L’intervention du gouvernement français n’est pas nouvelle (Madame Touraine, alors ministre de la Santé, était déjà intervenue en sous-main). Mais elle est désormais explicite : le gouvernement français doit faire appliquer les mesures provisoires, conformément à son engagement résultant de sa ratification de la Convention internationale des droits des personnes handicapées et de sa ratification du protocole facultatif. Le gouvernement français prétend pouvoir répondre au CDPH sur le fond mais refuse d’appliquer les mesures provisoires édictées, sans même utiliser le mécanisme prévu pour contester une éventuelle impossibilité d’appliquer ces mesures provisoires. Mais le gouvernement français se fait juge et partie. C’est inadmissible. Une telle attitude est d’autant plus déroutante que le gouvernement aurait pu apparaître comme étant au-dessus de la mêlée en préconisant une solution de sortie de crise. Mais non, il attise le conflit en saisissant la Cour de cassation. Dont acte. Il ne s’agit donc plus d’une querelle familiale. Il s’agit d’une affaire d’Etat : le gouvernement français refuse d’appliquer une convention internationale dans le domaine des droits de l’homme. C’est stupéfiant.

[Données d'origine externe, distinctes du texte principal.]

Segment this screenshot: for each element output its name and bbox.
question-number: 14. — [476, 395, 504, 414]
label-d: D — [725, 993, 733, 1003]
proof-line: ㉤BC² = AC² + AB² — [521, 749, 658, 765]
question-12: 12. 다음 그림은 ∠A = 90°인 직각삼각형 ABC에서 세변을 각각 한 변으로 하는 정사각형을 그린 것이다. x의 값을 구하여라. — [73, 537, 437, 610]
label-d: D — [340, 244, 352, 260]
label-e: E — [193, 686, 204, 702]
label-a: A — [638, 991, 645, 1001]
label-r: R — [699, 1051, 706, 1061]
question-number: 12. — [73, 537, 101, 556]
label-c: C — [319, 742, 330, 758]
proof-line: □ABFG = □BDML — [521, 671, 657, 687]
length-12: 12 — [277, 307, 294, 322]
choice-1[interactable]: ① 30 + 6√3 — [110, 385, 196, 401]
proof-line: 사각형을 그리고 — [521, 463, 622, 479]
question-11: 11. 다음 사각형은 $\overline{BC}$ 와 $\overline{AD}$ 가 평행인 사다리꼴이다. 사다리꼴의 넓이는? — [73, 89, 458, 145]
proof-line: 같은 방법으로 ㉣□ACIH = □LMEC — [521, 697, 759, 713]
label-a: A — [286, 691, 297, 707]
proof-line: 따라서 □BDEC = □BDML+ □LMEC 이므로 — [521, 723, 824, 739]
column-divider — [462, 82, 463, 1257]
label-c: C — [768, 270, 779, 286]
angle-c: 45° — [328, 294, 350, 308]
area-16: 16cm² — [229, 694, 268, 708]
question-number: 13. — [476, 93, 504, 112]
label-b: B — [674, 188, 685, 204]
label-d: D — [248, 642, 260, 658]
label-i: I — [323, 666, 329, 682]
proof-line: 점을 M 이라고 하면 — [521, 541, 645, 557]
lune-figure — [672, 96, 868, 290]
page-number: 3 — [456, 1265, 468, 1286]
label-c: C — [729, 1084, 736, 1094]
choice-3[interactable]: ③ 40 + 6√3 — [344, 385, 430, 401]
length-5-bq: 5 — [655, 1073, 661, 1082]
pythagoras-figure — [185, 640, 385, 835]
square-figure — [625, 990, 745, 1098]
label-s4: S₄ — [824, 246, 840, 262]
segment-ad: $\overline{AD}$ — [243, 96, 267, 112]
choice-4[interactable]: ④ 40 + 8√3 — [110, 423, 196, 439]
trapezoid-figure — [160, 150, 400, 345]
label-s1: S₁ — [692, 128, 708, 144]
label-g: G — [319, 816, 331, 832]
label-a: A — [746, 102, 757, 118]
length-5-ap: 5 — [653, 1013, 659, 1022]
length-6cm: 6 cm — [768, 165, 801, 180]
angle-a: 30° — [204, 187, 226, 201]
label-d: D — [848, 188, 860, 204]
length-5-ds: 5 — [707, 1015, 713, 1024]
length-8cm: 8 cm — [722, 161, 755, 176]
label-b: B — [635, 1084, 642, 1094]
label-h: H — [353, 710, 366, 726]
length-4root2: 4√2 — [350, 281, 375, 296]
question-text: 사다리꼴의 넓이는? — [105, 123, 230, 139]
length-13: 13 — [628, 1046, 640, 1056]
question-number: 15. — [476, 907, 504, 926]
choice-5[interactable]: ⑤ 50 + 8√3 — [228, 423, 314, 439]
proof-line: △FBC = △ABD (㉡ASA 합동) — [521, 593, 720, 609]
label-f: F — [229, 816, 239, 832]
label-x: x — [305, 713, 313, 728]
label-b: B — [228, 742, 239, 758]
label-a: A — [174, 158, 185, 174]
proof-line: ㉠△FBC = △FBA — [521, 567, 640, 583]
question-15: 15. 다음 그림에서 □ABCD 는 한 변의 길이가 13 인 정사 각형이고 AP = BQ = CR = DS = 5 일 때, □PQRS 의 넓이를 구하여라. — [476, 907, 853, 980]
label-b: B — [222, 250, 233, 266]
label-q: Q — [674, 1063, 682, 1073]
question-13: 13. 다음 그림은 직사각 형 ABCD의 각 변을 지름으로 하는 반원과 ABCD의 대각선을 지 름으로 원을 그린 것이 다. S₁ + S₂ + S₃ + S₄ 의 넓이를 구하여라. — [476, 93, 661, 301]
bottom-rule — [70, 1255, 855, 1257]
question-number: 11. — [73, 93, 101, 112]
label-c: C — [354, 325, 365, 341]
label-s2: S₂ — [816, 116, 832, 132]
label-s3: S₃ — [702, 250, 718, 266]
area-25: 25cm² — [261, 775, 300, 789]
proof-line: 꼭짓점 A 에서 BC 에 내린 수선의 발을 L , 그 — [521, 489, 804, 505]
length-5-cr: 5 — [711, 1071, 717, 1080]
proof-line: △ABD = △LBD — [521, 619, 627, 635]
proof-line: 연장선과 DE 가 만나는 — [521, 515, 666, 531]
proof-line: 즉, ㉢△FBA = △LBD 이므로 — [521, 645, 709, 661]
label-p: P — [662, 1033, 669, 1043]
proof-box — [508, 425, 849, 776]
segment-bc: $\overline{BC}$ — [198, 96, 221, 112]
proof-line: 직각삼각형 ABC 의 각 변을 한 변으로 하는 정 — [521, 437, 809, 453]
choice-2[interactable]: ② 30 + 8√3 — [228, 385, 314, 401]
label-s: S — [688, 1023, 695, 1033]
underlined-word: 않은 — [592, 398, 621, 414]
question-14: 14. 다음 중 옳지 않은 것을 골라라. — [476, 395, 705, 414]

G : Pourquoi est-il important aujourd’hui de défendre la vie de Vincent Lambert ?
JP : Ce n’est pas tant sa vie qui doit être défendue à tout prix (parce qu’il existe des situations où un arrêt de traitement est légitime) que le respect qui lui est dû. Faute de comorbidités, on ne se trouve pas en présence, chez Vincent Lambert, d’une personne malade ou en fin de vie. Il ne souffre pas. Les experts judiciaires estiment que son alimentation et son hydratation entérales ne constituent pas un traitement relevant d’une obstination déraisonnable. On est donc dans un dévoiement des lois Léonetti et Claeys-Léonetti en tentant de faire entrer dans ce cadre législatif prévu initialement pour lutter contre l’acharnement thérapeutique ce qui est ici en réalité un cas d’euthanasie par omission de soins.
La seule raison qui le justifie serait sa volonté – qui pourtant est seulement présumée et interprétée, ce d’autant plus que sa volonté n’a pu être exprimée qu’avant l’accident. Que vaut réellement l’expression de la volonté d’une personne avant qu’elle soit handicapée ?
Personne ne veut être handicapé ou rester handicapé. Personne ne voudrait être dans l’état de Vincent. Donc si 100 % des personnes ne veulent pas être dans sa situation, il suffit de supprimer sans délai toute personne se trouvant dans un état de conscience altérée ; on supprimerait ainsi une filière de santé remarquable de compétence et d’humanité, qui accueille environ 1500 personnes en France. Quel progrès ! Je fais partie de ceux qui estiment qu’il n’y a pas de sous-humanité, qu’il n’y a pas d’êtres humains qui ne mériteraient pas de vivre pour la seule raison qu’ils sont handicapés. C’est donc bien un combat de civilisation.